Maybe his love for old cars had somehow diverted his artistic
creativity. Maybe it was simply a matter of maturity. Widodo says
his return to Blitar and the peace of its environment set his
creativity in motion. Whatever it was, today Widodo is an artist
who has ventured to the capital city. He uses a style which goes
against the current trends. While many artists today try to keep
in line with global trends in the arts, Widodo seems to retreat
to his 'backyard', valuing his own instincts and feelings. Not
that he completely abandons exploration, for there is a distinct
effort to satisfy popular tastes. But he is not very successful
in this.

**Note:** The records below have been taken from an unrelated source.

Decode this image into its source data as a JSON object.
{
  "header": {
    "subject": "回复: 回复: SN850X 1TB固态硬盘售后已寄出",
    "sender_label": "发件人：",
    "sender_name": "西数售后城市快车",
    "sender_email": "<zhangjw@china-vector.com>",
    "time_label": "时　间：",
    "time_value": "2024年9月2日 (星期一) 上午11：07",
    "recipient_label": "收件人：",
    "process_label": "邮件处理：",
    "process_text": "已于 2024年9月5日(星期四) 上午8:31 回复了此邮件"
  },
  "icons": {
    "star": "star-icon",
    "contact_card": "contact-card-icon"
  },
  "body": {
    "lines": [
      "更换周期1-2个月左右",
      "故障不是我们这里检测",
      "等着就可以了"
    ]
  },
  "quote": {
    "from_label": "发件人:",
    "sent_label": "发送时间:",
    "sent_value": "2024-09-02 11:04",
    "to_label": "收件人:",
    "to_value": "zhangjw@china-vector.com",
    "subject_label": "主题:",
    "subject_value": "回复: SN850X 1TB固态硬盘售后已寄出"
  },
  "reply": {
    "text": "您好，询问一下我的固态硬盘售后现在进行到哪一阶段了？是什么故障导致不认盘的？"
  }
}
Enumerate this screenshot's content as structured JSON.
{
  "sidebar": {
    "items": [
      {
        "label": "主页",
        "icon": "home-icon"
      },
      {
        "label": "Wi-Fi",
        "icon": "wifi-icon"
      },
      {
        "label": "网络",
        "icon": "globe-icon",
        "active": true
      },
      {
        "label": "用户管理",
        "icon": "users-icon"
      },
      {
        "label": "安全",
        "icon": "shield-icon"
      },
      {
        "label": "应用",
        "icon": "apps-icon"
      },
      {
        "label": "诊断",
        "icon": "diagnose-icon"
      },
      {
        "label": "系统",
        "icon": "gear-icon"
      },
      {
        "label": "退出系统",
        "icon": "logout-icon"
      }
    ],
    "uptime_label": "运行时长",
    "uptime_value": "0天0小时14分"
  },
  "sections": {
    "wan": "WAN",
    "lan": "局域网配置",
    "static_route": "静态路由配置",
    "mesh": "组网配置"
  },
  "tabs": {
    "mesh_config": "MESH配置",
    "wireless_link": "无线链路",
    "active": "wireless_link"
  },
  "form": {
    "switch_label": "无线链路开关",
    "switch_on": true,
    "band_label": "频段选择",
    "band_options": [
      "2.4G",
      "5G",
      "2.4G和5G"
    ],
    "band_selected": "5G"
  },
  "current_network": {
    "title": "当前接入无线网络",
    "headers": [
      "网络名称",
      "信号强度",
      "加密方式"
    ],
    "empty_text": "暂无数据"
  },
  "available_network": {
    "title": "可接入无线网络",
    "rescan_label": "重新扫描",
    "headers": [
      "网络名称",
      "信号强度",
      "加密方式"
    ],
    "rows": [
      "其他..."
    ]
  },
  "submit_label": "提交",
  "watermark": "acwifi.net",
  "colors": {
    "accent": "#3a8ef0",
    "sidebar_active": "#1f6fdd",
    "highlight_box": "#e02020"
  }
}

The dancers of his paintings are boring, and so are his
realistic rendering of panoramas. They do not speak or fascinate,
or even puzzle the viewer. They just belong to a passive
reporting of the eye's experience.

In contrast, renditions of objects or situations touching the
core of his heart contain an inner, fascinating vitality.
Regretfully, this does not come out very well in the setting of
the paintings in the exhibit. No effort seems to have been made
to make the exhibition more attractive, neither are innovations
visible to move away from the routine. Certainly, an area such as
this does not offer much choice, but with some professional skill
a better spatial arrangement could have been achieved and the
strength of certain paintings, which deserve our attention, could
have been brought forward.

In addition, several frames had a disruptive effect on the
paintings, and while frames should not be dominant, they should
help boost the strong points of the art work. Many of the
paintings on display would have been better off with no frame at
all.

Cosmic emotion

Widodo's forte indeed lies not in what he sees, but in
expressing the effect of his subject matter on his feelings.
Piercing the veil of visible appearances, Widodo's abstractions
of orchids, sunflowers, cockfighting, horses and above all of an
erupting volcano are manifestations of human and cosmic emotion.

Merapi Meletus (Mount Merapi Erupts) draws the spectator into
the tempestuous atmosphere of a dramatic happening, the eruption
of Mount Merapi. Blasting brush strokes in unusual color
combinations blot out any boundaries, provoking an unbounded
imagination of the viewer. Widodo uses big brushes and thick
paper formed to a big palette to bring address to his creative
art urges that come pouring out, Dwi Marianto said in his
introduction to the exhibition. Widodo was in Yogyakarta at the
time of the Merapi eruption, but he did not actually see it. The
painting is a product of his imagination and his fine senses. The
painter appears to be endowed with visionary senses. Two days
before the actual eruption, the painter had started this work.
"It was unusually hot", he reveals, "and I had a premonition of
the eruption."

Looking at his paintings, one would think Widodo must have
been deeply impressed by the rush of a water fall, by seething
waves, or by roaring breakwater. It is as tangible in the brush
strokes in the cockfight painting, as it is in the paintings
depicting horses. Even the many abstractions of flowers are
marked by rotating movements of the brush. But Widodo explains
that the revolving motions may refer to the days when he was a
little boy sitting in awe before the turning masks of the reog
(traditional Sundanese theater).

Widodo went to art school in Yogyakarta, and lives there
today. He explains, however, that he draws his inspiration from
sources in the environment in East Java, in his hometown Blitar
where he was born into a teachers family in 1965 and at the foot
of Mt. Kawi where he grew up among the farmers.